Yet, though Guy scoffed at her fears, Pauline was not sure that she would not have preferred a ghost to that disquieting passage of her sisters without hail or comment. Yet perhaps after all they had not seen her and Guy in that sinister small parlour.

"Shall we catch them up?" he asked.

And Pauline with a breath of dismay was conscious of an inclination to pretend that they had not been here this afternoon. She discovered herself, as it were, proposing to Guy that they should not overtake Monica and Margaret. A secretiveness she had never known before had seized her soul, and she hoped that their presence in the Abbey was unknown. Guy divined at once that she did not want to overtake her sisters, and he kept her under the trees, where they watched each assault of the wind tearing at the little foliage that still remained. He guided her tenderly away from the sight of the house; and they walked along the broad path down through the shrubbery, meeting a rout of brown and red and yellow leaves that swept by them. She clung to Guy's arm as if this urgent and tumultuous wind had the power to sweep her too into the confusion: such an affraying journey was life beginning to seem. This ghastly elation of the October weather would not allow her breath to examine the perplexity in which she had involved herself. She felt that if the wind blew any louder, she would have to scream out in defiance of its violence or else surrender miserably and be whirled into oblivion. A brown oakleaf had escaped from the perishable host and was palpitating in a fold of her sleeve like a hunted creature; but when Pauline would have rescued it at the same moment a gust came roaring up the walk under the hissing trees, and the driven leaf was torn from its refuge and flung high into the air to join the myriads in their giddy riot of death.

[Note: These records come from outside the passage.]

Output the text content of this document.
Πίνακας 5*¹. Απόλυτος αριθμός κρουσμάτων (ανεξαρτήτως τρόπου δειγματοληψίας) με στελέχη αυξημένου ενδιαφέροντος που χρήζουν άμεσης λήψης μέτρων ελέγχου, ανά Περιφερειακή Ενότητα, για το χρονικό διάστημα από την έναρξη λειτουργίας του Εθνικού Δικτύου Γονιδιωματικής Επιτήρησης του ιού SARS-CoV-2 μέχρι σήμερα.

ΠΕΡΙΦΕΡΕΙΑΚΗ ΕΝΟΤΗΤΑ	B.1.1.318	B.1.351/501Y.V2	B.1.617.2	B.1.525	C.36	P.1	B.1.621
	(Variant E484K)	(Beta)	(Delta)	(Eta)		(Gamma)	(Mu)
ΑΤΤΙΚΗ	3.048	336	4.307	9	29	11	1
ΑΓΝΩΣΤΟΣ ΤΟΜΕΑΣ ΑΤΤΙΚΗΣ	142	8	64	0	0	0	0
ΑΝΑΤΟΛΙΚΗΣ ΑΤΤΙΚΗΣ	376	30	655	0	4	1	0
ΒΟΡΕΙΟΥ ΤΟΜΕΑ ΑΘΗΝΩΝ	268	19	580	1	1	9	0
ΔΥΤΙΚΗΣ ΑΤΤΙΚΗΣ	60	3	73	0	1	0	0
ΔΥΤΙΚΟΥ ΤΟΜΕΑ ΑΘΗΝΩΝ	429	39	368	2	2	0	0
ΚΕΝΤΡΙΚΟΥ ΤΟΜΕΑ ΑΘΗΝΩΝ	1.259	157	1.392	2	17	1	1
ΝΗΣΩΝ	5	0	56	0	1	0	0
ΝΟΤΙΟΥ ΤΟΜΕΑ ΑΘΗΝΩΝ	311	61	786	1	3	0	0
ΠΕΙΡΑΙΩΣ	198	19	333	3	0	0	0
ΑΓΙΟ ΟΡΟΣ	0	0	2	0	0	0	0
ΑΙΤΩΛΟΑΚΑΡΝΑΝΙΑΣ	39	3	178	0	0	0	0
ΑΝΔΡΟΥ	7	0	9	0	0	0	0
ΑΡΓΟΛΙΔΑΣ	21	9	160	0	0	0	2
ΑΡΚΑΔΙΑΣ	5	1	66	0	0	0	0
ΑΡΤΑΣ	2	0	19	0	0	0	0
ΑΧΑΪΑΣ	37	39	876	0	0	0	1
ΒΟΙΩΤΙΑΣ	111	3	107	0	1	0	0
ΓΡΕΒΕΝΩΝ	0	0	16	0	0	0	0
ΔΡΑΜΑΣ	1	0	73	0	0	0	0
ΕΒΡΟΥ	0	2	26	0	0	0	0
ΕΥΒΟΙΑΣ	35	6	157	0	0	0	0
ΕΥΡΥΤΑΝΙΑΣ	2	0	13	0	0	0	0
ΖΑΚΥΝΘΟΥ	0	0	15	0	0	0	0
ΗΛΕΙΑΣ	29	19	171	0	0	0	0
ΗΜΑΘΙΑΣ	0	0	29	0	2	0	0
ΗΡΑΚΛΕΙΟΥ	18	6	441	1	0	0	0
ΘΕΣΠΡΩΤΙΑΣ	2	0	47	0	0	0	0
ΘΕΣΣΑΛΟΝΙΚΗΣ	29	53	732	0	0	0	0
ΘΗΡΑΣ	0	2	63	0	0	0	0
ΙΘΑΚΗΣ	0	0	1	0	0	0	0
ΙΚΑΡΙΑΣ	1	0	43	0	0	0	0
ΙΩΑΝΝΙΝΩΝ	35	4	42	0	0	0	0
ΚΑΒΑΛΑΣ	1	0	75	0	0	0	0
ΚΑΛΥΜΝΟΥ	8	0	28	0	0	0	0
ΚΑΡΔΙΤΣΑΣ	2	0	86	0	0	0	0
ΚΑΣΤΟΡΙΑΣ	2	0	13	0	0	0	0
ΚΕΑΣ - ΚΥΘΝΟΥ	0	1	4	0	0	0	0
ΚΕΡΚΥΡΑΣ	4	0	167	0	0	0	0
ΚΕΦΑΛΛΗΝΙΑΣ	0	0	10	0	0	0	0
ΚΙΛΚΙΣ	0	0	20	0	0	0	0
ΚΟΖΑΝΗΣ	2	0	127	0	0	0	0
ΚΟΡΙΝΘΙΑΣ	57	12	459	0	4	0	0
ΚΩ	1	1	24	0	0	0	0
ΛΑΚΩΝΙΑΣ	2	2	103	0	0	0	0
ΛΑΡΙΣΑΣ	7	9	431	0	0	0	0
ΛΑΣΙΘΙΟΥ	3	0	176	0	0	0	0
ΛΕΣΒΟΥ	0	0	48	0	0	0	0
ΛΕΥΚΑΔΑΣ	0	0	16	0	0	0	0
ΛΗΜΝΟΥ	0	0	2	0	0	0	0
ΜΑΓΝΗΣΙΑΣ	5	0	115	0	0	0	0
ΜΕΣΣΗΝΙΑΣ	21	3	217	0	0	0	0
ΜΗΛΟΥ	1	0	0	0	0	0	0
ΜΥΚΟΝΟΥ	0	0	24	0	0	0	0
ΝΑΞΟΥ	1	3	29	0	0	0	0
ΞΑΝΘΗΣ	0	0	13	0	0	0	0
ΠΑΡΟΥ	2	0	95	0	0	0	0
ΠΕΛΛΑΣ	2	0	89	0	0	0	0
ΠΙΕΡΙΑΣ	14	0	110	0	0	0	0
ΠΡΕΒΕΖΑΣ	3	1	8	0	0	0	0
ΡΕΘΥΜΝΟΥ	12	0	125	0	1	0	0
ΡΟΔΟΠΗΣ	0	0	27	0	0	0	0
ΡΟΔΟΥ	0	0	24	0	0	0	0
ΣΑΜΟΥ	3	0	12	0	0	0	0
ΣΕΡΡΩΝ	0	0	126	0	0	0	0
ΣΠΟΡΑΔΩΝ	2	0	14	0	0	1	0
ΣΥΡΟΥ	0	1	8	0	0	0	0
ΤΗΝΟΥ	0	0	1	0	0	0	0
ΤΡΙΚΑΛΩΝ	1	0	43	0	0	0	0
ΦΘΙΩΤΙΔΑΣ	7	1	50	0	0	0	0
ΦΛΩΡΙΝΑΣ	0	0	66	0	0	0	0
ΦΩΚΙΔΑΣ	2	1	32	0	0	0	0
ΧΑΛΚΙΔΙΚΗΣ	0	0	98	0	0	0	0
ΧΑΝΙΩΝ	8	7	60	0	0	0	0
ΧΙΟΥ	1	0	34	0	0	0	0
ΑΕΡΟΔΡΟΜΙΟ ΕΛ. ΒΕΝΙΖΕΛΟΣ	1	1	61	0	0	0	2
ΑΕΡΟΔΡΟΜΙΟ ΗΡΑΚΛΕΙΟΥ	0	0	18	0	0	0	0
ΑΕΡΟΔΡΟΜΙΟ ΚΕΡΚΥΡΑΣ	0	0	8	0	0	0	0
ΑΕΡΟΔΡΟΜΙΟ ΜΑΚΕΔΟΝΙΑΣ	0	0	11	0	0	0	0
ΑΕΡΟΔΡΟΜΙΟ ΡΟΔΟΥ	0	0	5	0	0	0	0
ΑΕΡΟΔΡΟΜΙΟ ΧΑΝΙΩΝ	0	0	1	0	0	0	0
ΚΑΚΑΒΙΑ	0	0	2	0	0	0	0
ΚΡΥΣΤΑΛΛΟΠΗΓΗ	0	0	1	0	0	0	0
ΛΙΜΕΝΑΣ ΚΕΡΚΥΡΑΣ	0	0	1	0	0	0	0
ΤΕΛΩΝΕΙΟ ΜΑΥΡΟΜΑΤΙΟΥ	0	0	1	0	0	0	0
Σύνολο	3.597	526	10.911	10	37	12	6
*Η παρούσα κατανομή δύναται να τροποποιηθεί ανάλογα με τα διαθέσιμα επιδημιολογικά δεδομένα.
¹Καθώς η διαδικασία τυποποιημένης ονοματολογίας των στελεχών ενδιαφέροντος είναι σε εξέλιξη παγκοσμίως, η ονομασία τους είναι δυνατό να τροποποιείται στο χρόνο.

"Come away from here," she cried to Guy. "Come away or I shall go mad in this wind."

He looked at her with a sort of judicial demeanour, as if he were in doubt whether he ought not to reprove such excitement.

"It was really beginning to blow quite fiercely," he said when they had reached the comparative stillness of Abbey Lane.

Behind them Pauline still heard with terror and hatred the moaning of the trees, and she hurried away from the sound.

"Never, never will I go there again. Why did you ask me to go there? I would sooner have met a thousand Brydones than have been in that house."

"Pauline," he protested. "You really do sometimes encourage yourself to be overwrought."

"Guy, don't lecture me," she said, turning upon him fiercely.